Wisconsin Postal Worker Stole Over 6,000 Greeting Cards and Cash, Caught With Booby-Trapped Envelope

U.S. Post Office
Boxes of mail sit on a cart at the U.S. Post Office sort center on December 18, 2014, in San Francisco, California. Justin Sullivan/Getty Images

A U.S. Postal Service delivery worker has pleaded guilty to the theft of thousands of greeting cards containing checks and cash.

Wisconsin woman Ebony Smith was caught red-handed by the Postal Inspection Service earlier this year, Fox6Now revealed Wednesday. The outlet obtained details from a plea agreement which accused Smith of stealing money, checks and gift cards while on her route.

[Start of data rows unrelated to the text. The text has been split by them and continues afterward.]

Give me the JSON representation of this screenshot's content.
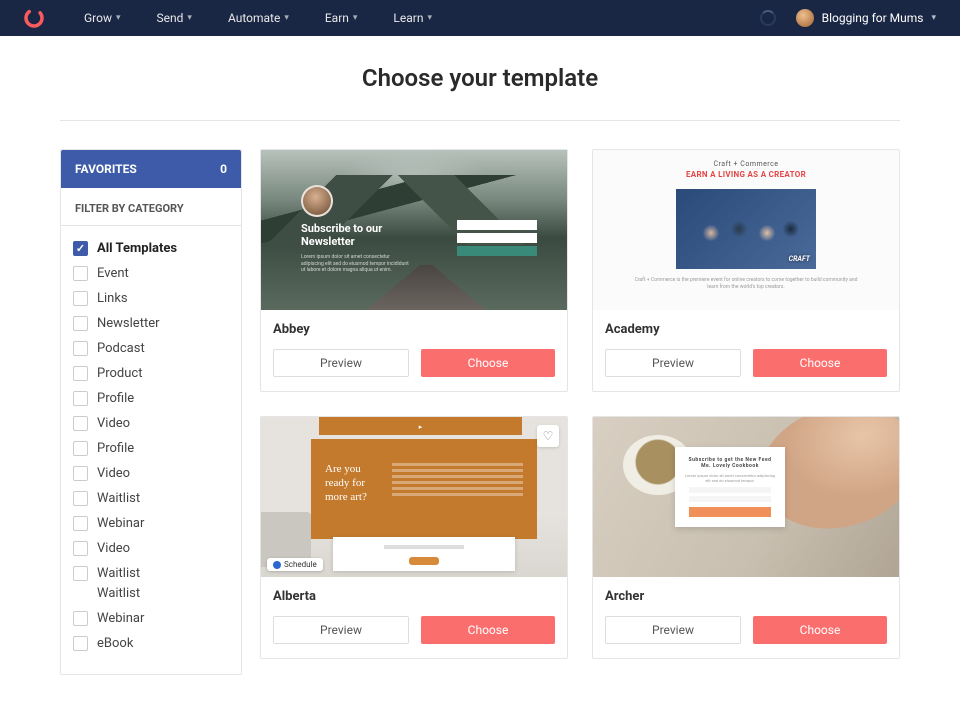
{
  "nav": {
    "items": [
      "Grow",
      "Send",
      "Automate",
      "Earn",
      "Learn"
    ],
    "account": "Blogging for Mums"
  },
  "page": {
    "title": "Choose your template"
  },
  "sidebar": {
    "favorites_label": "FAVORITES",
    "favorites_count": "0",
    "filter_label": "FILTER BY CATEGORY",
    "categories": [
      {
        "label": "All Templates",
        "checked": true
      },
      {
        "label": "Event",
        "checked": false
      },
      {
        "label": "Links",
        "checked": false
      },
      {
        "label": "Newsletter",
        "checked": false
      },
      {
        "label": "Podcast",
        "checked": false
      },
      {
        "label": "Product",
        "checked": false
      },
      {
        "label": "Profile",
        "checked": false
      },
      {
        "label": "Video",
        "checked": false
      },
      {
        "label": "Profile",
        "checked": false
      },
      {
        "label": "Video",
        "checked": false
      },
      {
        "label": "Waitlist",
        "checked": false
      },
      {
        "label": "Webinar",
        "checked": false
      },
      {
        "label": "Video",
        "checked": false
      },
      {
        "label": "Waitlist",
        "checked": false
      },
      {
        "label": "Waitlist",
        "checked": false
      },
      {
        "label": "Webinar",
        "checked": false
      },
      {
        "label": "eBook",
        "checked": false
      }
    ]
  },
  "templates": [
    {
      "name": "Abbey",
      "preview": "Preview",
      "choose": "Choose"
    },
    {
      "name": "Academy",
      "preview": "Preview",
      "choose": "Choose"
    },
    {
      "name": "Alberta",
      "preview": "Preview",
      "choose": "Choose"
    },
    {
      "name": "Archer",
      "preview": "Preview",
      "choose": "Choose"
    }
  ],
  "thumbs": {
    "abbey": {
      "heading": "Subscribe to our Newsletter"
    },
    "academy": {
      "line1": "Craft + Commerce",
      "line2": "EARN A LIVING AS A CREATOR",
      "logo": "CRAFT"
    },
    "alberta": {
      "question": "Are you ready for more art?",
      "schedule": "Schedule",
      "heart": "♡"
    },
    "archer": {
      "cta": "Subscribe to get the New Feed Me. Lovely Cookbook"
    }
  }
}
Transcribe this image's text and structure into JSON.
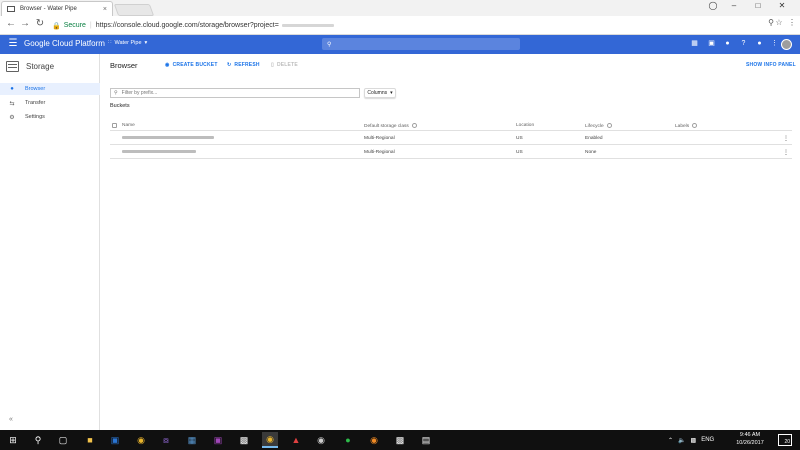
{
  "browser": {
    "tab_title": "Browser - Water Pipe",
    "tab_close": "×",
    "secure_label": "Secure",
    "url": "https://console.cloud.google.com/storage/browser?project="
  },
  "header": {
    "app_title": "Google Cloud Platform",
    "project": "Water Pipe"
  },
  "sidebar": {
    "section_title": "Storage",
    "items": [
      {
        "label": "Browser",
        "icon": "bucket-icon",
        "active": true
      },
      {
        "label": "Transfer",
        "icon": "transfer-icon",
        "active": false
      },
      {
        "label": "Settings",
        "icon": "gear-icon",
        "active": false
      }
    ]
  },
  "main": {
    "title": "Browser",
    "create_bucket": "CREATE BUCKET",
    "refresh": "REFRESH",
    "delete": "DELETE",
    "show_info_panel": "SHOW INFO PANEL",
    "filter_placeholder": "Filter by prefix...",
    "columns_label": "Columns",
    "buckets_label": "Buckets",
    "table": {
      "headers": [
        "Name",
        "Default storage class",
        "Location",
        "Lifecycle",
        "Labels"
      ],
      "rows": [
        {
          "storage_class": "Multi-Regional",
          "location": "US",
          "lifecycle": "Enabled"
        },
        {
          "storage_class": "Multi-Regional",
          "location": "US",
          "lifecycle": "None"
        }
      ]
    }
  },
  "taskbar": {
    "language": "ENG",
    "time": "9:46 AM",
    "date": "10/26/2017",
    "notification_count": "20"
  },
  "colors": {
    "gcp_blue": "#3367d6",
    "link_blue": "#1a73e8",
    "taskbar": "#101010"
  }
}
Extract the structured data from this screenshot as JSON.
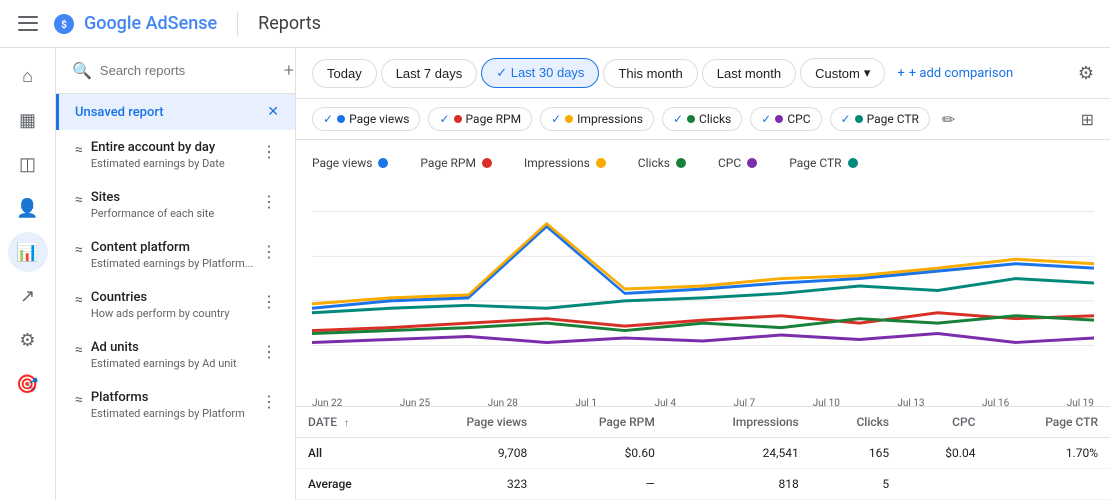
{
  "header": {
    "menu_icon": "☰",
    "logo_text": "Google AdSense",
    "divider": true,
    "title": "Reports"
  },
  "sidebar_icons": [
    {
      "name": "home-icon",
      "icon": "⌂",
      "active": false
    },
    {
      "name": "overview-icon",
      "icon": "▦",
      "active": false
    },
    {
      "name": "block-icon",
      "icon": "◫",
      "active": false
    },
    {
      "name": "person-icon",
      "icon": "👤",
      "active": false
    },
    {
      "name": "reports-icon",
      "icon": "📊",
      "active": true
    },
    {
      "name": "trends-icon",
      "icon": "↗",
      "active": false
    },
    {
      "name": "settings-icon",
      "icon": "⚙",
      "active": false
    },
    {
      "name": "optimize-icon",
      "icon": "🎯",
      "active": false
    }
  ],
  "left_panel": {
    "search_placeholder": "Search reports",
    "add_label": "+",
    "unsaved_label": "Unsaved report",
    "close_label": "✕",
    "reports": [
      {
        "title": "Entire account by day",
        "subtitle": "Estimated earnings by Date",
        "icon": "≈"
      },
      {
        "title": "Sites",
        "subtitle": "Performance of each site",
        "icon": "≈"
      },
      {
        "title": "Content platform",
        "subtitle": "Estimated earnings by Platform...",
        "icon": "≈"
      },
      {
        "title": "Countries",
        "subtitle": "How ads perform by country",
        "icon": "≈"
      },
      {
        "title": "Ad units",
        "subtitle": "Estimated earnings by Ad unit",
        "icon": "≈"
      },
      {
        "title": "Platforms",
        "subtitle": "Estimated earnings by Platform",
        "icon": "≈"
      }
    ]
  },
  "date_filter": {
    "buttons": [
      "Today",
      "Last 7 days",
      "Last 30 days",
      "This month",
      "Last month"
    ],
    "active_index": 2,
    "custom_label": "Custom",
    "add_comparison_label": "+ add comparison",
    "settings_icon": "⚙"
  },
  "metric_chips": [
    {
      "label": "Page views",
      "color": "#1a73e8"
    },
    {
      "label": "Page RPM",
      "color": "#d93025"
    },
    {
      "label": "Impressions",
      "color": "#f9ab00"
    },
    {
      "label": "Clicks",
      "color": "#188038"
    },
    {
      "label": "CPC",
      "color": "#7b2dab"
    },
    {
      "label": "Page CTR",
      "color": "#00897b"
    }
  ],
  "chart": {
    "x_labels": [
      "Jun 22",
      "Jun 25",
      "Jun 28",
      "Jul 1",
      "Jul 4",
      "Jul 7",
      "Jul 10",
      "Jul 13",
      "Jul 16",
      "Jul 19"
    ],
    "colors": {
      "page_views": "#1a73e8",
      "page_rpm": "#d93025",
      "impressions": "#f9ab00",
      "clicks": "#188038",
      "cpc": "#7b2dab",
      "page_ctr": "#00897b"
    }
  },
  "table": {
    "columns": [
      "DATE",
      "Page views",
      "Page RPM",
      "Impressions",
      "Clicks",
      "CPC",
      "Page CTR"
    ],
    "rows": [
      {
        "date": "All",
        "page_views": "9,708",
        "page_rpm": "$0.60",
        "impressions": "24,541",
        "clicks": "165",
        "cpc": "$0.04",
        "page_ctr": "1.70%"
      },
      {
        "date": "Average",
        "page_views": "323",
        "page_rpm": "—",
        "impressions": "818",
        "clicks": "5",
        "cpc": "",
        "page_ctr": ""
      }
    ]
  }
}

Smith, who has not yet been sentenced, pleaded guilty to federal charges this week. It is believed the postal service worker targeted residents of Wisconsin's Washington Highlands. She admitted to taking between $50 to $100 every week from victims as part of the scheme.

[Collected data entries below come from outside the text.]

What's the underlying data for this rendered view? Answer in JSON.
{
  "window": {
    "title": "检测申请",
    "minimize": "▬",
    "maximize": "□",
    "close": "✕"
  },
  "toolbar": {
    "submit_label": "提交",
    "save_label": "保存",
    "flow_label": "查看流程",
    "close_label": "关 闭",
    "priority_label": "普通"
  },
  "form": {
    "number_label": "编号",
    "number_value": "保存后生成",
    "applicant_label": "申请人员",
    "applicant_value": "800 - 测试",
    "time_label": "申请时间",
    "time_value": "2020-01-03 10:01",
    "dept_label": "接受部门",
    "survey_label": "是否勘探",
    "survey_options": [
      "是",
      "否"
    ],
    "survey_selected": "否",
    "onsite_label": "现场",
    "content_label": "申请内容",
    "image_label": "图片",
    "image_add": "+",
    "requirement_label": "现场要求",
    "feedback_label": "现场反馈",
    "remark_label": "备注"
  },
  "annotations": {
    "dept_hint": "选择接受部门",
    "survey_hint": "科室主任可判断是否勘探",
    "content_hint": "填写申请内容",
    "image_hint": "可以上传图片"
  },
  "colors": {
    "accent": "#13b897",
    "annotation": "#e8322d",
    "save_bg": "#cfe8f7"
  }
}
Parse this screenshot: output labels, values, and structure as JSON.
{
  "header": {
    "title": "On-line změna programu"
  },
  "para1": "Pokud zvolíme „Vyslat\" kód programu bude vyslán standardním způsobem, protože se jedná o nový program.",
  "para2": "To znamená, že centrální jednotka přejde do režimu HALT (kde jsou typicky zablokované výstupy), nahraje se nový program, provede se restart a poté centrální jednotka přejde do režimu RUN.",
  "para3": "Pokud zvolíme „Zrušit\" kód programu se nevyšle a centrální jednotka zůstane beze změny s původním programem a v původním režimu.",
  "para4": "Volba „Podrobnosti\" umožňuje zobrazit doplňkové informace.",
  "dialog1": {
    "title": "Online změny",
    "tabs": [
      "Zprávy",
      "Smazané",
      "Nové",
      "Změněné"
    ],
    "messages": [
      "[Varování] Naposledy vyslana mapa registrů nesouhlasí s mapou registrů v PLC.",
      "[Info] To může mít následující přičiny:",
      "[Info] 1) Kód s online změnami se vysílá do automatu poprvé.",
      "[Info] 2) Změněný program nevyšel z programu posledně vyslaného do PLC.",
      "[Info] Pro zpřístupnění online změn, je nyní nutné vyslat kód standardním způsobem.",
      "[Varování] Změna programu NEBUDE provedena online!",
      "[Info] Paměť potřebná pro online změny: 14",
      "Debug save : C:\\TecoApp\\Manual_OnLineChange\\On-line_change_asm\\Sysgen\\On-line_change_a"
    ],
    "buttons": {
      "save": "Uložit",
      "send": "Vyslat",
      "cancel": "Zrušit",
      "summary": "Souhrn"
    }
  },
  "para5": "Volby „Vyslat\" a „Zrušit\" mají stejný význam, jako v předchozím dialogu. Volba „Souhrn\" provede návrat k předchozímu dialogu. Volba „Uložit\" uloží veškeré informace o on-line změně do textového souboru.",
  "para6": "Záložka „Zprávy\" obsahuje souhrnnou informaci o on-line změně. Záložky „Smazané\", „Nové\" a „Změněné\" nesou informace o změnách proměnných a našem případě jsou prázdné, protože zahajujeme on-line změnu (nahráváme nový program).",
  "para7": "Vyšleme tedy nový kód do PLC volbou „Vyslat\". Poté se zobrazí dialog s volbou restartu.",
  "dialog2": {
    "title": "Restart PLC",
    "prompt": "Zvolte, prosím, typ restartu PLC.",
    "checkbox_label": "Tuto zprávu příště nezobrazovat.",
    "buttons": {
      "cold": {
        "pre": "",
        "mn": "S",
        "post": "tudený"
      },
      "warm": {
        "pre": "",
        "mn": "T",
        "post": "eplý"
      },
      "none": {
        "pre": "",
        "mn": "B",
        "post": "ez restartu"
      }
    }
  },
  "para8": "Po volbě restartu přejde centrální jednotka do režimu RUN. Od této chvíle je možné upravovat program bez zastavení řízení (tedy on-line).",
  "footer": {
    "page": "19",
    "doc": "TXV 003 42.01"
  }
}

On July 24, the perpetrator's Honda Odyssey was towed to a scrapyard in Milwaukee. There, officials found it contained a whopping 6,625 greeting card envelopes and 540 personal checks. Fox6Now obtained an image showing the massive pile of hijacked personal correspondence.

The material was dated to between March last year and January this year, officials found.

A probe into thefts was launched after residents in Wauwatosa reported their mail was not being delivered. In January this year, a sting operation was set up, intended to catch Smith in the act.

It worked. Investigators found a blue envelope they had planted which contained a $20 bill had been raided. The envelope contained a transmitter that triggered when opened.

When the delivery woman was approached on her route, authorities discovered a bag containing 31 greeting cards. Close to the front seat of her vehicle was another 23 cards, Fox6Now said.

It remains unclear how long the scheme was in operation and what sentencing may be. The United States Postal Service did not immediately respond to a request for comment.

Earlier this month, an alleged mail thief, Jared Lee Jeffries, was ensnared with the help of a GPS tracker placed inside a decoy package by a U.S. postal inspector. Officers from the San Antonio Police Department, following its movements, were able to arrest the suspected culprit.

"Before you steal that package, remember that it might just contain the device that will help send you up the river for a nice, long stay," the U. S. Postal Inspection Service later tweeted.

In late August, former postal employee Zachary Johnson was arraigned on federal charges for allegedly burglarizing a post office, stealing mail, and negotiating forged checks. He was captured on surveillance cameras, allegedly stealing letters and parcels from a post office. Echoing Smith's case, a search of Johnson's car revealed a large quantity of stolen mail.